Of course, back in the real world, Republicans designed the Bush tax cuts to expire at the end of this year, so relative to current law it costs more than $3 trillion over ten years to extend all of them. Extending the cuts for the richest two percent of Americans alone costs $830 billion.
Some Republicans, like Senate Majority Leader Mitch McConnell (R-KY), attempt to wish away this cost by claiming that revenues increase when taxes are cut (even though all of the data indicates otherwise). But Sen. Lamar Alexander (R-TN) has taken the tax absurdity to new heights, claiming that extending the Bush tax cuts is free, but President Obama’s latest proposal to cut business taxes by permanently extending the research and development tax credit may cost too much money:
Alexander, the chairman of the Senate Republican Caucus, said GOP lawmakers will consider Obama’s latest proposal to provide a research and development tax credit for businesses. But such a tax credit should come only after the White House agrees to extend the Bush tax cuts, including those on those earning more than $250,000 a year.
“The first thing we need to do is to make sure that we don’t raise taxes (by allowing the Bush tax cuts to expire at the end of the year),” Alexander said. “That is going to take most of September. Then we can turn our attention to seeing if we have money to reduce taxes.”

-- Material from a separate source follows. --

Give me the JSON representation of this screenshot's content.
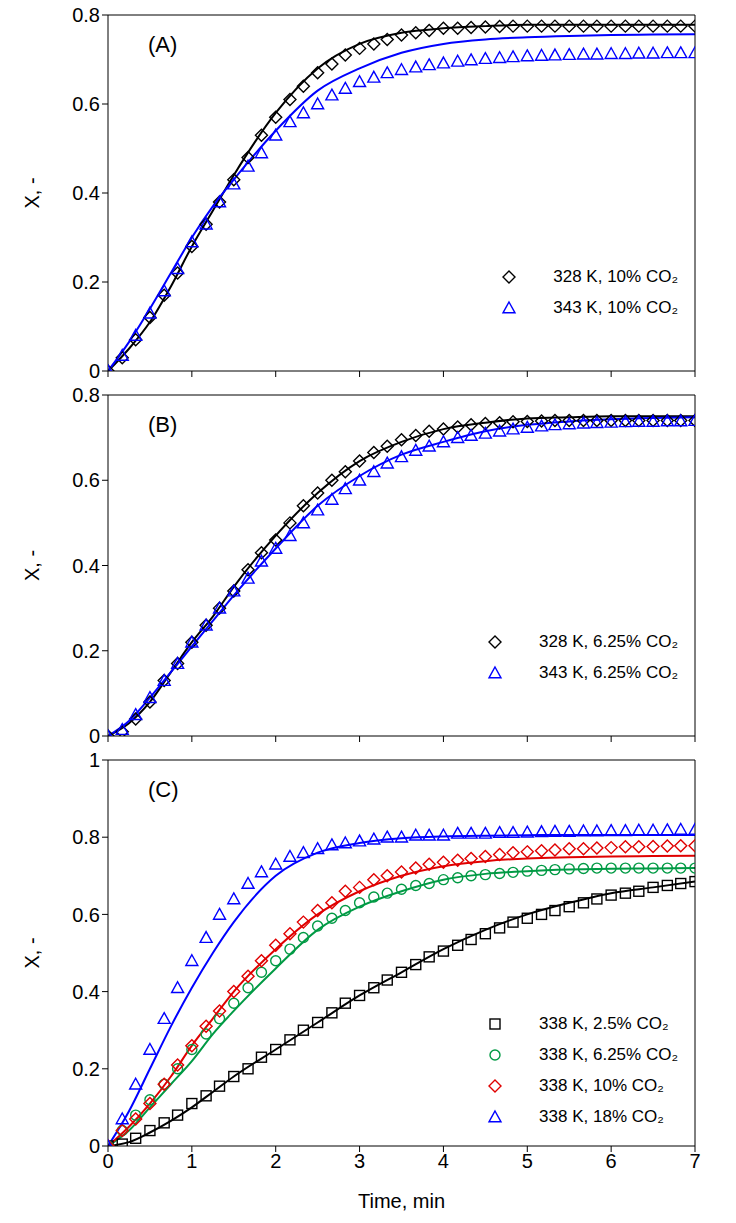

There are two problems with this. First, Alexander is clearly willing to hold the R&D credit hostage until he gets hundreds of billions in tax cuts for the rich (since Obama and the Democrats have already made it clear that they plan to extend the Bush tax cuts for the middle class). But second, why do we have to extend the Bush tax cuts for the wealthy before deciding whether or not we can afford the business tax credit?
Permanently extending the R&D credit will cost about $100 billion over ten years, and the administration said that it intends to (at least partially) pay for it by closing other tax loopholes. When you boil it down, Alexander is saying that we have to wait and see “if we have money” for $100 billion in research and development, but should be spending $830 billion on the very richest Americans without a second thought.
This dichotomy has been at play when it came to other measures aimed at alleviating the pain of the Great Recession. For instance, the same Republican lawmakers who said that extending $33 billion worth of unemployment benefits was too expensive also pushed to extend all of the Bush tax cuts. But they rarely, if ever, did so in consecutive sentences.